Cenários da transmissão do HTLV em populações vulneráveis: Indígenas e Quilombolas

Objetivos de aprendizagem

  • Compreender a origem do HTLV-1/2 em populações indígenas e quilombolas no Brasil
  • Conhecer as prevalências da infecção nas populações indígenas e quilombolas
  • Conhecer as principais rotas de entrada do vírus no Brasil
  • Conhecer os principais fatores de risco à exposição ao vírus nas populações vulneráveis

Origens do HTLV-1/2 e sua chegada no país

Para compreendermos melhor a presença do HTLV-1/2 nas populações vulneráveis brasileiras, em especial os povos nativos e as comunidades quilombolas de afrodescendentes é importante conhecermos os caminhos que trouxeram os vírus até o Brasil.

As infecções humanas pelos HTLV-1 e HTLV-2 tiveram suas origens há milhares de anos, possivelmente no continente Africano, a partir de infecções por retrovírus de símios. A partir de então ambos os vírus foram dispersos pelo mundo por meio dos fluxos migratórios humanos.

As rotas originais que introduziram os HTLV-1 e HTLV-2 na América do Sul, em especial no Brasil, são claramente distintas uma da outra e seguiram dois caminhos diferentes, com diferentes tempos e modos de dispersão no processo de povoamento e colonização do continente.

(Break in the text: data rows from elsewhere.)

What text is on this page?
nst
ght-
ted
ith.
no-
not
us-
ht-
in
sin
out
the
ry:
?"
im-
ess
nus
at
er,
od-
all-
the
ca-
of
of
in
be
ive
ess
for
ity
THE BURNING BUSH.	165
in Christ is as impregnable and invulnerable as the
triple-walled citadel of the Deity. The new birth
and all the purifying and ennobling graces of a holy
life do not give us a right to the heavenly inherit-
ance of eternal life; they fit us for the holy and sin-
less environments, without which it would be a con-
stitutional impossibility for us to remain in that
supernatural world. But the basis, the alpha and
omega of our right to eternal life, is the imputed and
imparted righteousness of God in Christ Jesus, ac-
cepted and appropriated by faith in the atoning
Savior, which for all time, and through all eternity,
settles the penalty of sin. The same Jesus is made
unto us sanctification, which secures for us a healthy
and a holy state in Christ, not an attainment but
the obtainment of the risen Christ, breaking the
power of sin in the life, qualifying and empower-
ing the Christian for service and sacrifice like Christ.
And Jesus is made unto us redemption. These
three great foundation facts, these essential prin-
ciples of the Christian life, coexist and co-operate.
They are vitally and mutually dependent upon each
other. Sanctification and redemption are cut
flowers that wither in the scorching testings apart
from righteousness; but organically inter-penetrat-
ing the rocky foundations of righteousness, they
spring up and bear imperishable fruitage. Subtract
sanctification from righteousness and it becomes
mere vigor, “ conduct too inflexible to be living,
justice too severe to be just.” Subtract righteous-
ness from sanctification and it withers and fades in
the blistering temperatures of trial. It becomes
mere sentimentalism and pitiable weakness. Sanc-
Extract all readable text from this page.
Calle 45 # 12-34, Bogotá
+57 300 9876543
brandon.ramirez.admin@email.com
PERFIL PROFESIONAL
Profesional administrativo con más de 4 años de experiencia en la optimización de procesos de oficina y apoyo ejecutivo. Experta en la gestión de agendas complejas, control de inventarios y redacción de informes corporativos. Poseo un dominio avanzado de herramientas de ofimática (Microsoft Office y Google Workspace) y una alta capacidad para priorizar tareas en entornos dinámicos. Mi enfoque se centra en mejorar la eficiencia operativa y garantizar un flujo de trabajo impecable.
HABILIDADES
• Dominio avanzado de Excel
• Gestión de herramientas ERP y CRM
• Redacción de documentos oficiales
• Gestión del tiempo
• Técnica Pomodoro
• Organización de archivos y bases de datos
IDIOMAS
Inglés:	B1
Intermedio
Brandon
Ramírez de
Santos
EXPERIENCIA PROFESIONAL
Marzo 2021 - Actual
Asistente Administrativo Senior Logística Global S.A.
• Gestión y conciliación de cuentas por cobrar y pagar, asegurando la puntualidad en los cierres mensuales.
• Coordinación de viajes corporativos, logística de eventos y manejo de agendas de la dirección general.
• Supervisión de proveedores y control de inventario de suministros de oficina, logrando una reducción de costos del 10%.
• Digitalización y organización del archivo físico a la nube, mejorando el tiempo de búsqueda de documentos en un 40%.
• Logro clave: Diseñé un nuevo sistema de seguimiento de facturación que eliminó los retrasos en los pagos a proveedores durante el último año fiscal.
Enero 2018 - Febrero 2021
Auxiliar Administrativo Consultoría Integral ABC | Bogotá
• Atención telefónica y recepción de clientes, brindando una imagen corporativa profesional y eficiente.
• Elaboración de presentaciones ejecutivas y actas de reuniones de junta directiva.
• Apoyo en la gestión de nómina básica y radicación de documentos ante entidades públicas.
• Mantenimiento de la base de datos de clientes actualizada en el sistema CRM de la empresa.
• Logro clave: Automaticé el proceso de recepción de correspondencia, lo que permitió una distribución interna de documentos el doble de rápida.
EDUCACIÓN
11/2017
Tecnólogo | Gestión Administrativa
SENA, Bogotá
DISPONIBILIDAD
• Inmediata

O HTLV-1 fez sua entrada massiva, em um passado recente, na costa leste do Brasil, trazido com as inúmeras entradas desde o início do tráfico de escravos do continente africano através do Oceano Atlântico, no século XVI, e mais recentemente, via imigração japonesa no século XIX. O HTLV-2, por sua vez, teve sua entrada no Brasil, por meio do fluxo migratório dos ancestrais dos atuais povos indígenas, há aproximadamente 15 mil anos.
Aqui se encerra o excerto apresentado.